Em meio a uma economia se recuperando dos estragos causador por lockdowns e outras medidas sem nenhuma eficiência, e também lembrando um aumento na utilização de veículos particulares a trabalho em transporte por aplicativos como o Uber tendo fomentado desde uma procura por veículos compactos novos até uma extensão da vida útil operacional de modelos médios, um eventual retorno do Celta até poderia encontrar alguma receptividade junto a consumidores com perfis mais austeros.
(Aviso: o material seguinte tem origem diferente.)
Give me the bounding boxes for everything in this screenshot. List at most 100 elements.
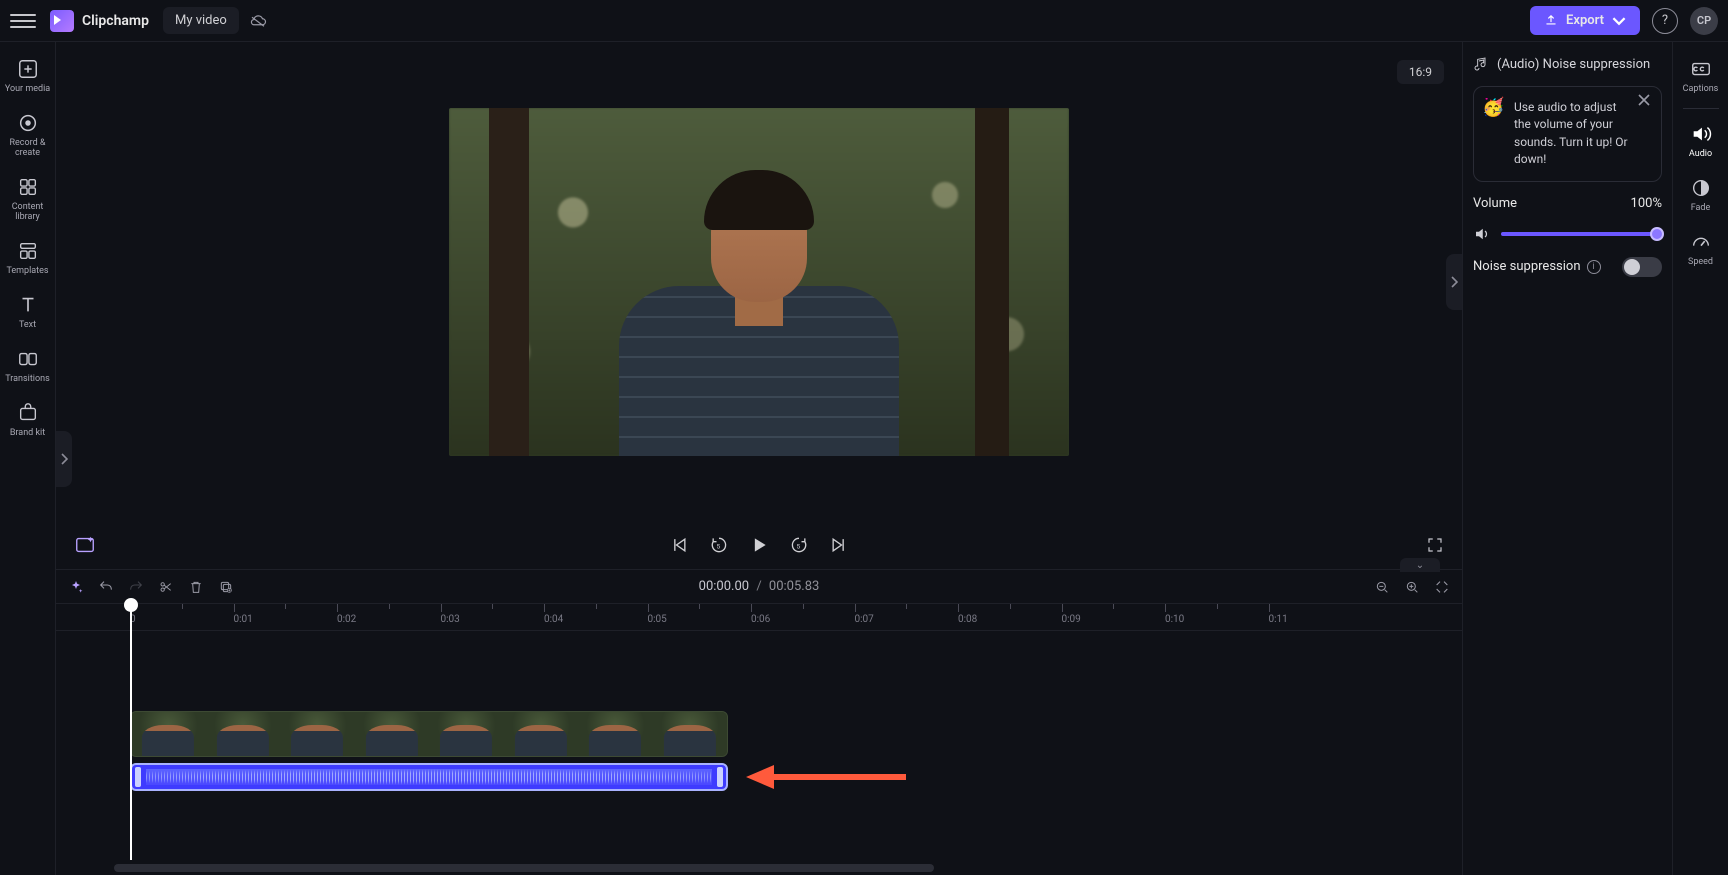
info-icon[interactable]: i (1587, 260, 1601, 274)
duplicate-button[interactable] (218, 579, 234, 595)
aspect-ratio-button[interactable]: 16:9 (1397, 60, 1444, 84)
ruler-tick-minor (389, 604, 390, 611)
fade-icon (1690, 177, 1712, 199)
menu-button[interactable] (10, 8, 36, 34)
forward-5-button[interactable]: 5 (789, 535, 809, 555)
collapse-timeline-button[interactable]: ⌄ (1400, 558, 1440, 572)
tool-brand-kit[interactable]: Brand kit (2, 394, 54, 446)
ruler-tick-minor (492, 604, 493, 611)
svg-text:5: 5 (797, 542, 801, 550)
project-name-input[interactable]: My video (163, 7, 239, 34)
preview-stage: 16:9 (56, 42, 1462, 521)
ruler-tick: 0:03 (441, 604, 460, 625)
ruler-tick: 0:01 (234, 604, 253, 625)
annotation-arrow (746, 765, 906, 789)
record-icon (17, 112, 39, 134)
export-button[interactable]: Export (1530, 6, 1640, 35)
timeline-scrollbar[interactable] (56, 861, 1462, 875)
playback-time: 00:00.00 / 00:05.83 (699, 579, 820, 594)
svg-text:5: 5 (717, 542, 721, 550)
ruler-tick: 0:08 (958, 604, 977, 625)
templates-icon (17, 240, 39, 262)
tool-text[interactable]: Text (2, 286, 54, 338)
undo-button[interactable] (98, 579, 114, 595)
volume-slider[interactable] (1501, 232, 1662, 236)
playback-bar: 5 5 (56, 521, 1462, 569)
captions-icon (1690, 58, 1712, 80)
music-note-icon (1473, 56, 1489, 72)
volume-slider-knob[interactable] (1650, 227, 1664, 241)
ruler-tick: 0:11 (1269, 604, 1288, 625)
transitions-icon (17, 348, 39, 370)
ruler-tick-minor (596, 604, 597, 611)
ai-sparkle-button[interactable] (68, 579, 84, 595)
noise-suppression-label: Noise suppression (1473, 259, 1581, 274)
ruler-tick-minor (182, 604, 183, 611)
playhead[interactable] (130, 600, 132, 860)
rewind-5-button[interactable]: 5 (709, 535, 729, 555)
video-preview[interactable] (449, 108, 1069, 456)
text-icon (17, 294, 39, 316)
help-button[interactable]: ? (1652, 8, 1678, 34)
ruler-tick: 0:09 (1062, 604, 1081, 625)
tip-text: Use audio to adjust the volume of your s… (1514, 99, 1633, 169)
audio-waveform (146, 769, 712, 785)
tool-captions[interactable]: Captions (1675, 50, 1727, 102)
sparkle-image-icon (74, 534, 96, 556)
ai-enhance-button[interactable] (74, 534, 96, 556)
tool-templates[interactable]: Templates (2, 232, 54, 284)
tip-close-button[interactable] (1637, 93, 1655, 111)
tool-audio[interactable]: Audio (1675, 115, 1727, 167)
skip-back-button[interactable] (669, 535, 689, 555)
right-tool-rail: Captions Audio Fade Speed (1672, 42, 1728, 875)
tool-your-media[interactable]: Your media (2, 50, 54, 102)
speed-icon (1690, 231, 1712, 253)
tool-transitions[interactable]: Transitions (2, 340, 54, 392)
top-bar: Clipchamp My video Export ? CP (0, 0, 1728, 42)
noise-suppression-toggle[interactable] (1622, 257, 1662, 277)
ruler-tick-minor (1010, 604, 1011, 611)
volume-value: 100% (1631, 196, 1662, 211)
tool-speed[interactable]: Speed (1675, 223, 1727, 275)
ruler-tick-minor (1113, 604, 1114, 611)
fullscreen-button[interactable] (1426, 536, 1444, 554)
audio-clip[interactable] (130, 763, 728, 791)
expand-right-panel-button[interactable] (1446, 254, 1462, 310)
chevron-right-icon (1450, 276, 1458, 288)
ruler-tick-minor (1217, 604, 1218, 611)
clip-trim-left-handle[interactable] (135, 767, 141, 787)
clip-trim-right-handle[interactable] (717, 767, 723, 787)
timeline-tracks[interactable] (56, 631, 1462, 861)
scrollbar-thumb[interactable] (114, 864, 934, 872)
ruler-tick-minor (906, 604, 907, 611)
tool-record-create[interactable]: Record & create (2, 104, 54, 166)
zoom-out-button[interactable] (1374, 579, 1390, 595)
zoom-in-button[interactable] (1404, 579, 1420, 595)
play-button[interactable] (749, 535, 769, 555)
brand-kit-icon (17, 402, 39, 424)
ruler-tick-minor (803, 604, 804, 611)
panel-title: (Audio) Noise suppression (1497, 57, 1650, 72)
brand[interactable]: Clipchamp (50, 10, 149, 32)
ruler-tick: 0:06 (751, 604, 770, 625)
delete-button[interactable] (188, 579, 204, 595)
skip-forward-button[interactable] (829, 535, 849, 555)
properties-panel: (Audio) Noise suppression 🥳 Use audio to… (1462, 42, 1672, 875)
timeline-ruler[interactable]: 00:010:020:030:040:050:060:070:080:090:1… (56, 603, 1462, 631)
brand-name: Clipchamp (82, 13, 149, 29)
tool-fade[interactable]: Fade (1675, 169, 1727, 221)
tool-content-library[interactable]: Content library (2, 168, 54, 230)
video-clip[interactable] (130, 711, 728, 757)
upload-icon (1544, 14, 1558, 28)
ruler-tick-minor (285, 604, 286, 611)
ruler-tick-minor (699, 604, 700, 611)
fit-timeline-button[interactable] (1434, 579, 1450, 595)
speaker-icon[interactable] (1473, 225, 1491, 243)
tip-callout: 🥳 Use audio to adjust the volume of your… (1473, 86, 1662, 182)
split-button[interactable] (158, 579, 174, 595)
sync-status-icon[interactable] (249, 14, 267, 28)
clipchamp-logo-icon (50, 10, 74, 32)
ruler-tick: 0:05 (648, 604, 667, 625)
user-avatar[interactable]: CP (1690, 7, 1718, 35)
party-emoji-icon: 🥳 (1482, 95, 1504, 121)
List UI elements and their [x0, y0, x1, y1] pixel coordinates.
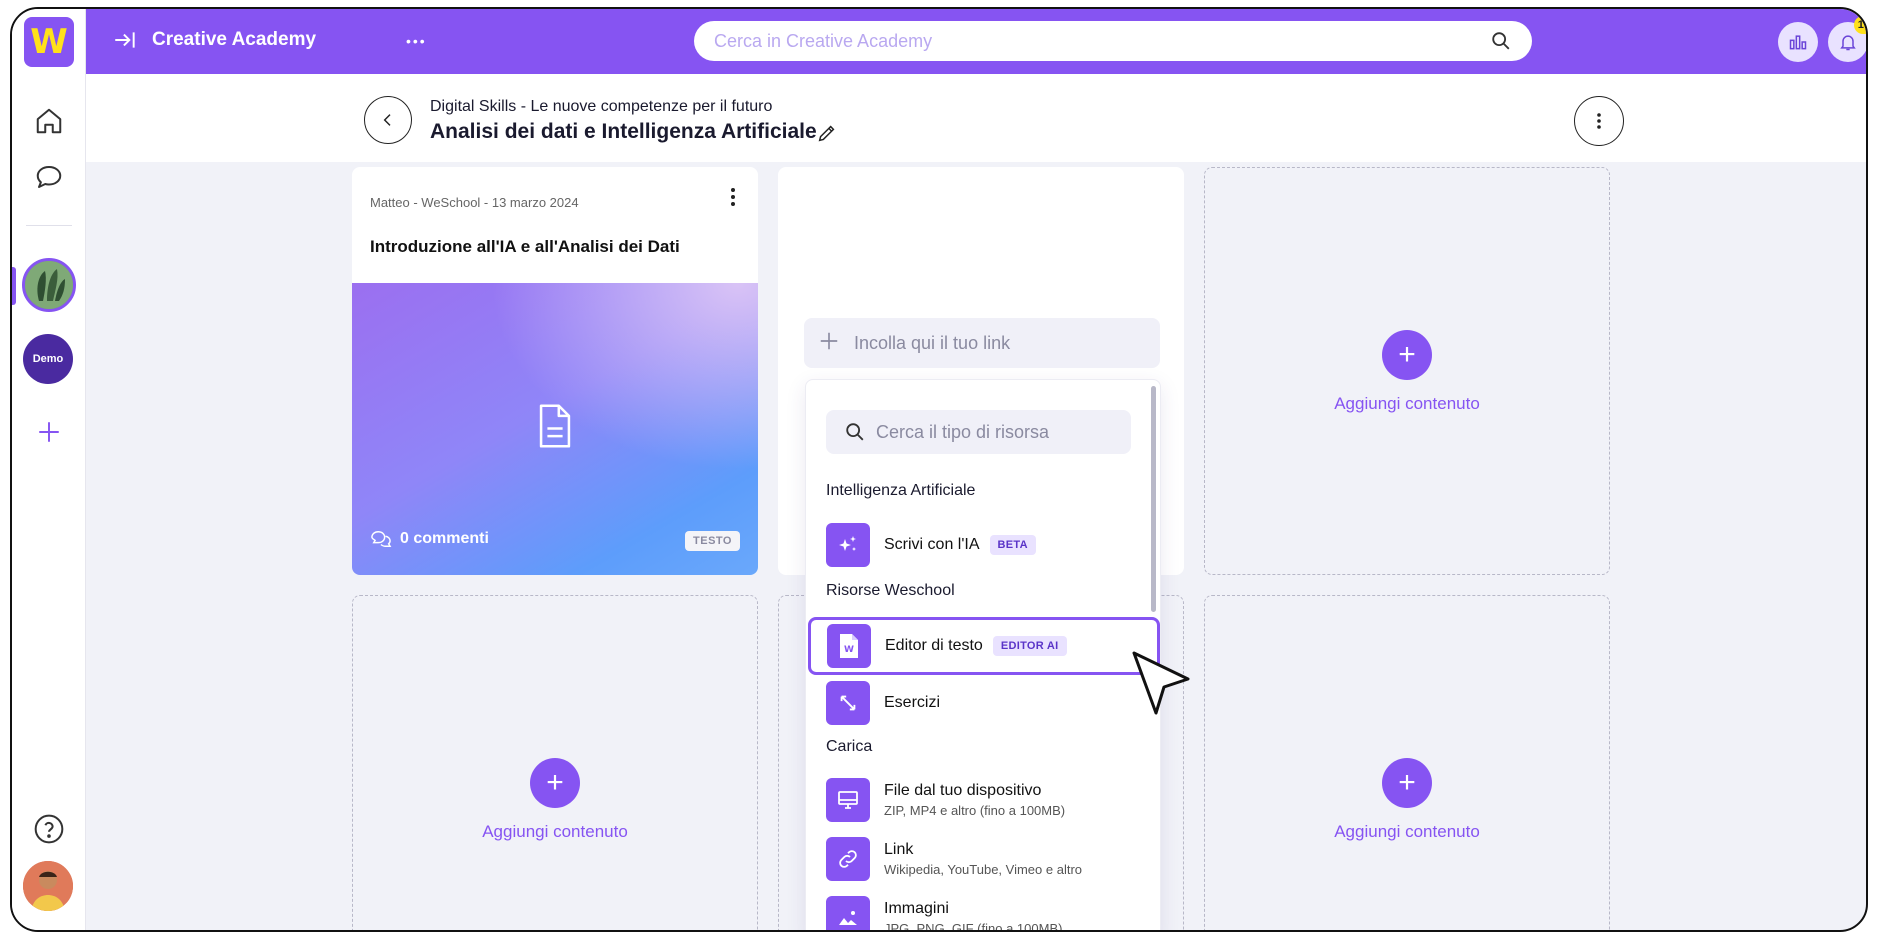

Mesmo que a princípio pareça improvável que a GM tentasse pleitear qualquer favorecimento ao Celta junto ao presidente Jair Bolsonaro, como uma dispensa das novas normas de emissões ou uma isenção da futura obrigatoriedade de incorporar controles eletrônicos de tração e estabilidade, de forma análoga à inclusão do motor de 1.6L refrigerado a ar do Fusca na mesma alíquota de IPI destinada aos "populares" com motor de 1.0L e refrigeração líquida, ainda seria até justificável um hipotético retorno do Celta às linhas de produção tanto para o mercado brasileiro quanto alguns mercados de exportação regional.